Peki bu dönemde Ermenistan basını ile ilişkileriniz var mıydı, karikatürlerinizi yayınlatma imkanı buldunuz mu?
Zaten ilk gittiğimden bu yana Ermenistan’ın ulusal gazetesinde çalışmaya başlamıştım. Ondan sonra Karun gazetesinde, PanArmenian’da ve bazı gazetelerde çalıştım ama bir süre sonra bıraktım çünkü anladım ki Ermenistan kamuoyu siyasi hicive henüz hazır değildi. Öncelikle siyasi kamuoyunu kastediyorum, çünkü o zamanlar hiciv ve mizah konusunda geniş bir görüş açısı yoktu. Ayrıca Ermenistan’da siyasi çevre o kadar küçüktü ki zaten herkes birbirini tanıyordu. Kaldı ki 2013’e kadar siyasi hayat çok dalgalıydı, siyasi tutumlar değişiyordu. Bir anda kendini siyasi açıdan yalnız bulabiliyordun. Hiciv çok yeni bir kavramdı bu işi yapanlar daha çok komik çizerler olarak tanımlanıyordu ki ben buna zaten karşıyım. Bu yüzden kendi işlerimi sadece kişisel facebook sayfalarımdan yayınlamaya karar verdim. Hala da öyle.
Sen Ermeni hiciv ve karikatür tarihine de hakimsin. Üzerinde etki bırakmış Ermeni ustalar kimler?
Bu aslında çok ilginç bir tarihtir çünkü bu topraklarda karikatür tarihi aslında Ermenilerle başlamıştır diyebiliriz, 1850’lerde bu konuda Ermeni ustalar olmuştur, aynı tiyatroda olduğu gibi. Ama bende en büyük etki bırakan karikatüristleri şöyle sıralayabilirim ki biz bunlara Halep’te Surp Yerrortutyun (Kutsal üçleme) derdik: Alexandr Saroukhan, Haçik Damadyan ve Edmond Kiraz. Saroukhan Mısır’da, Damadyan Bulgaristan’da yaşadı ve öldü. Kiraz Fransa’da yaşıyor 90’lı yaşlarda ve kendisiyle tanışma imkanı da buldum. Ayrıca Lübnan’dan Diran Acemyan’ı da saymak gerekir. Lübnan’da karikatür sanatını geliştirmiş bir isimdir. Saroukhan Mısır ve Arap dünyasında çok önemli bir isimdir. Onun ismiyle bir sokak vardır. 2. Dünya Savaşı Sonrası en önemli 10 karikatürist arasında sayılır.

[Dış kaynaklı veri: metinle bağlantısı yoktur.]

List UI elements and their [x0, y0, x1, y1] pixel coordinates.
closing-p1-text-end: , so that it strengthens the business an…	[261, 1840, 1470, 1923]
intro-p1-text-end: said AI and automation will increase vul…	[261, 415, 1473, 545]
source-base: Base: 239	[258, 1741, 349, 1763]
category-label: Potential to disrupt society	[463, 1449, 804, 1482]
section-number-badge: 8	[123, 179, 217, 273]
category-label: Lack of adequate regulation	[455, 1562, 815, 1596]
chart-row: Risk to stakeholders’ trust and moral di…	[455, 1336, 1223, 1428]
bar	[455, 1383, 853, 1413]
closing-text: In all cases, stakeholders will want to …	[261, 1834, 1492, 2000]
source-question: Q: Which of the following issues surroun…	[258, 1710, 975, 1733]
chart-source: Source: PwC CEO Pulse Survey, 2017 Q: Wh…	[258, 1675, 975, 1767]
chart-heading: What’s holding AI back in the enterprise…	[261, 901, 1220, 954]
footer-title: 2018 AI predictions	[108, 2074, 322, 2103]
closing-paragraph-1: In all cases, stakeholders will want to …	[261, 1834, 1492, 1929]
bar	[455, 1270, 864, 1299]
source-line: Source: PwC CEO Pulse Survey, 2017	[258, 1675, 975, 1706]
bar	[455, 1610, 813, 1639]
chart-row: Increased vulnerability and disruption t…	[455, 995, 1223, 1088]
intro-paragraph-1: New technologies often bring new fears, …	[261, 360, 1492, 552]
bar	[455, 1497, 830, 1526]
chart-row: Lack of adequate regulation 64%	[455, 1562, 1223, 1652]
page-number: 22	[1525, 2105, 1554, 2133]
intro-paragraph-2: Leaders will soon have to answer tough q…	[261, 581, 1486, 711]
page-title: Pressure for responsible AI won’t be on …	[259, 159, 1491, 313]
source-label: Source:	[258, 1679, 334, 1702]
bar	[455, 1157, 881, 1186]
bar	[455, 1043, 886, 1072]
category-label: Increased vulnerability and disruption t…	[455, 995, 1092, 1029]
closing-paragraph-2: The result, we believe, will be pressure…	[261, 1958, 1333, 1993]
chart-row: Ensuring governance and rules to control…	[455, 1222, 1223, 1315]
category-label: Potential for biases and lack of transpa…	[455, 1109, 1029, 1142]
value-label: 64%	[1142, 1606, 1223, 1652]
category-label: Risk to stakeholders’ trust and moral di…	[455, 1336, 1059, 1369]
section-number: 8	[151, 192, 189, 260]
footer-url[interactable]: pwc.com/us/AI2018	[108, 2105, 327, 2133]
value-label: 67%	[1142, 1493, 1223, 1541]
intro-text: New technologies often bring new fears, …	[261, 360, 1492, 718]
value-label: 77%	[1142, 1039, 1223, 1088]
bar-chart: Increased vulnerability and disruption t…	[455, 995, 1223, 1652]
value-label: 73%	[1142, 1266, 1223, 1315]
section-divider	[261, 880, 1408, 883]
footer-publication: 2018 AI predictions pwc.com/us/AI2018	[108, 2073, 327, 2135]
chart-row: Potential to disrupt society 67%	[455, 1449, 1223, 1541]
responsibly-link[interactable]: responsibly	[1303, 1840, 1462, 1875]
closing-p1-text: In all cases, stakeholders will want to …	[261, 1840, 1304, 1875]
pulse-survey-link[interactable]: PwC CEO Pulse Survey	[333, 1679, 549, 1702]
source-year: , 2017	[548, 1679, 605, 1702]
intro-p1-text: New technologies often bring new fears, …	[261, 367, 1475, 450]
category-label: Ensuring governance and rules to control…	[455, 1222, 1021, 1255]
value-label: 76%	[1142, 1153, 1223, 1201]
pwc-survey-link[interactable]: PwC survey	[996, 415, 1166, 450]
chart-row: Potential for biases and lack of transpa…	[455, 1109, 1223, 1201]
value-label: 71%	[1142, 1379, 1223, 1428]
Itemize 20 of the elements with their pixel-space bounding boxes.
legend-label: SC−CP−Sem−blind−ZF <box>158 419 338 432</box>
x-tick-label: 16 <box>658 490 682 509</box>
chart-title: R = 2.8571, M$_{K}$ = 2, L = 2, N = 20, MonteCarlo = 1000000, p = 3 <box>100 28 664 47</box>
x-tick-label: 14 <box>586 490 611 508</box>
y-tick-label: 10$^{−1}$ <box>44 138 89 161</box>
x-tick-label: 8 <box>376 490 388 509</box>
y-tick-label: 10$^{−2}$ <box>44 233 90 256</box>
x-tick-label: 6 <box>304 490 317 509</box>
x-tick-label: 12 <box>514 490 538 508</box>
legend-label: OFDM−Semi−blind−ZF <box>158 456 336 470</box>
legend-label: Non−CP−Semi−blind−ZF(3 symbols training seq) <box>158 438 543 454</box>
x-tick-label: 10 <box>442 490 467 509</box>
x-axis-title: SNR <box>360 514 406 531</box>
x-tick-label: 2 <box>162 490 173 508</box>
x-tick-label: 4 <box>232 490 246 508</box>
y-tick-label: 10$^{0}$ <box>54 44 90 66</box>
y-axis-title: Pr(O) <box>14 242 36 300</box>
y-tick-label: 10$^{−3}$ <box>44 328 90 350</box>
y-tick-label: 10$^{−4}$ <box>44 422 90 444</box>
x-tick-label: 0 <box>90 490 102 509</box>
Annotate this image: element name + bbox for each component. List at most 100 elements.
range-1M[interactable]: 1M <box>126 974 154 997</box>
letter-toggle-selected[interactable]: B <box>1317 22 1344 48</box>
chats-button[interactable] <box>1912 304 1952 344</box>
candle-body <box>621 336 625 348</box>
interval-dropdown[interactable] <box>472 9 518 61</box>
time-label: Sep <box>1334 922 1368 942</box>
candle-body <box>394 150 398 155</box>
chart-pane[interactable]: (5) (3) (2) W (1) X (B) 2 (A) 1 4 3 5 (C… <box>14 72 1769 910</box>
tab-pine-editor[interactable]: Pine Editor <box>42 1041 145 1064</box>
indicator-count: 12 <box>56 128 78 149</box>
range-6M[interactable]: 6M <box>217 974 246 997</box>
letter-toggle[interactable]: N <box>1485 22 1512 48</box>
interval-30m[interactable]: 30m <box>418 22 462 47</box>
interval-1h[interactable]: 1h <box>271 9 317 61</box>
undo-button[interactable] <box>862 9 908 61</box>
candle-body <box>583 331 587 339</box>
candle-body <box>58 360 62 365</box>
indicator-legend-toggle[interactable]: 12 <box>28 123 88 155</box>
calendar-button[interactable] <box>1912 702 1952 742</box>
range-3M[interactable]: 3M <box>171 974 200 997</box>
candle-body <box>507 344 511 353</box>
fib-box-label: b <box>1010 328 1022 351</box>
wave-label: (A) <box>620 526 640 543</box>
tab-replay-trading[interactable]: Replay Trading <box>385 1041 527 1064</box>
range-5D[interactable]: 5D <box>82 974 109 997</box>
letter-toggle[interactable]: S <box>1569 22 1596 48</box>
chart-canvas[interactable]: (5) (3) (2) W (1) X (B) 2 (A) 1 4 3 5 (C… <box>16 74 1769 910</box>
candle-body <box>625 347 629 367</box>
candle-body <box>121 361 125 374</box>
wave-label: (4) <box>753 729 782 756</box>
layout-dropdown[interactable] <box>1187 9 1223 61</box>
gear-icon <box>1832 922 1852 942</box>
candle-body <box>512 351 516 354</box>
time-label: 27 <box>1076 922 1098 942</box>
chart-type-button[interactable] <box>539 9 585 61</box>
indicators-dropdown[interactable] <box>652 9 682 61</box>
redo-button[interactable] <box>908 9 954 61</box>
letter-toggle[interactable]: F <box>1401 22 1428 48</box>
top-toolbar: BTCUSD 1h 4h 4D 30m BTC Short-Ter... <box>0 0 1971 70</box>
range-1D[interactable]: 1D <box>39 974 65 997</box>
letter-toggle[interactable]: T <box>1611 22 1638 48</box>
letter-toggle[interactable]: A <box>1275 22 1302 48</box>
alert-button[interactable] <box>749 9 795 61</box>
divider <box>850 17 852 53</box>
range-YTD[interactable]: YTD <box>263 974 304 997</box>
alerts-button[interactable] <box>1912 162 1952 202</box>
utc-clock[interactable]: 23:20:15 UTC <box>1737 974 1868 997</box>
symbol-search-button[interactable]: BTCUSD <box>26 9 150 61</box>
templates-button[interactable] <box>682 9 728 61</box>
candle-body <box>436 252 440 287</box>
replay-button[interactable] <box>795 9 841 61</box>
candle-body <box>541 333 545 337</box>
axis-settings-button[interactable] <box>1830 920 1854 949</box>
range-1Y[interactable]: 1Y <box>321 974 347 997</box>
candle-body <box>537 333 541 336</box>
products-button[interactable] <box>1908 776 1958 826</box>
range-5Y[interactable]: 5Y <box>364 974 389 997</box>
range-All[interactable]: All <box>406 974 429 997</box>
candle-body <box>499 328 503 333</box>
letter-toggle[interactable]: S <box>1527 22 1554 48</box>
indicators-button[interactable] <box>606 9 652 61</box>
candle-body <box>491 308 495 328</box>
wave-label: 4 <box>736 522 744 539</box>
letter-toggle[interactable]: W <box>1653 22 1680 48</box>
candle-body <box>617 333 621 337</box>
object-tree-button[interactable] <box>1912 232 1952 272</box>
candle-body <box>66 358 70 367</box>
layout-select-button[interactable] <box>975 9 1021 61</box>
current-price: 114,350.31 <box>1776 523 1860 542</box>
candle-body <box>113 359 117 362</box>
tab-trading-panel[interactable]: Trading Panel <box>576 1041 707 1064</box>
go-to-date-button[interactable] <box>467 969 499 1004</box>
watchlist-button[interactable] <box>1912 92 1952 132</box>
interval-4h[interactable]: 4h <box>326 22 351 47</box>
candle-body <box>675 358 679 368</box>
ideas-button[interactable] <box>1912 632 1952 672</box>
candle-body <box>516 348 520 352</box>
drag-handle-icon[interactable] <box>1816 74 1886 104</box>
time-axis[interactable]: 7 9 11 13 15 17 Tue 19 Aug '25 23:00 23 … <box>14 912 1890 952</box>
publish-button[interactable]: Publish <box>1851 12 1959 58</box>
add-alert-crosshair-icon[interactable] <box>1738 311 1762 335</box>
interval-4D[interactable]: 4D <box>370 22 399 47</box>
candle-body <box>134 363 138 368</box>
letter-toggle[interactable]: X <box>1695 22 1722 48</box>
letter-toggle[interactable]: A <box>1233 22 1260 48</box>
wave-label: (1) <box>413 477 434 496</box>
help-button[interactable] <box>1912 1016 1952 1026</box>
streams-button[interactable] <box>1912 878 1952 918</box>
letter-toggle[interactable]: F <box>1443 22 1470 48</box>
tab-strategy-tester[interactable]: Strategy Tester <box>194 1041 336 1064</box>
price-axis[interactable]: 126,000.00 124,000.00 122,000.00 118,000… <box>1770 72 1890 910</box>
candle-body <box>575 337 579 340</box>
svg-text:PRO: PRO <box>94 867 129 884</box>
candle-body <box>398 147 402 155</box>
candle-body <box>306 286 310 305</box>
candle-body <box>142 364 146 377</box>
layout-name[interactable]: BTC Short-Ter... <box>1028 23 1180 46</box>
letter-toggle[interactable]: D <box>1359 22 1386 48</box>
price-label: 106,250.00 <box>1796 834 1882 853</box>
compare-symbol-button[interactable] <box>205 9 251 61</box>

Hangi açılardan sende etkileri oldu, çizgi açısından mı yoksa fikirleri mi etkiliydi?
Çizgileri ve fikirleri. Saroukhan belki 10 yıl daha yaşasaydı, animasyon filmine de başlardı. Kendisinin İstanbul ile de ilgisi var. Batum’dan İstanbul’a gelmişti ve 1915 sonrasında birkaç yıl o zamanlar okuduğu Sakızağacı’ndaki Mıhitaryan binası içinde saklanmak zorunda kaldı. Sınırlar açılınca ülke dışına çıktı. Çok muhtemelen Hemşin Ermenilerindendi, Ardanuç’lu olduğunu biliyoruz.
Gelelim bugünlere, Yine Ermenistan’dasın ama evlendin ve artık hayatının bir bölümü Türkiye’de geçiyor. Geçtiğimiz yıl Özcan Alper’in animasyon filmi “Yıkıntılar Arasında”nın çizimlerini gerçekleştirdin. Bu filmde ya da hikayede seni cezbeden neydi ki bu projeye girdin?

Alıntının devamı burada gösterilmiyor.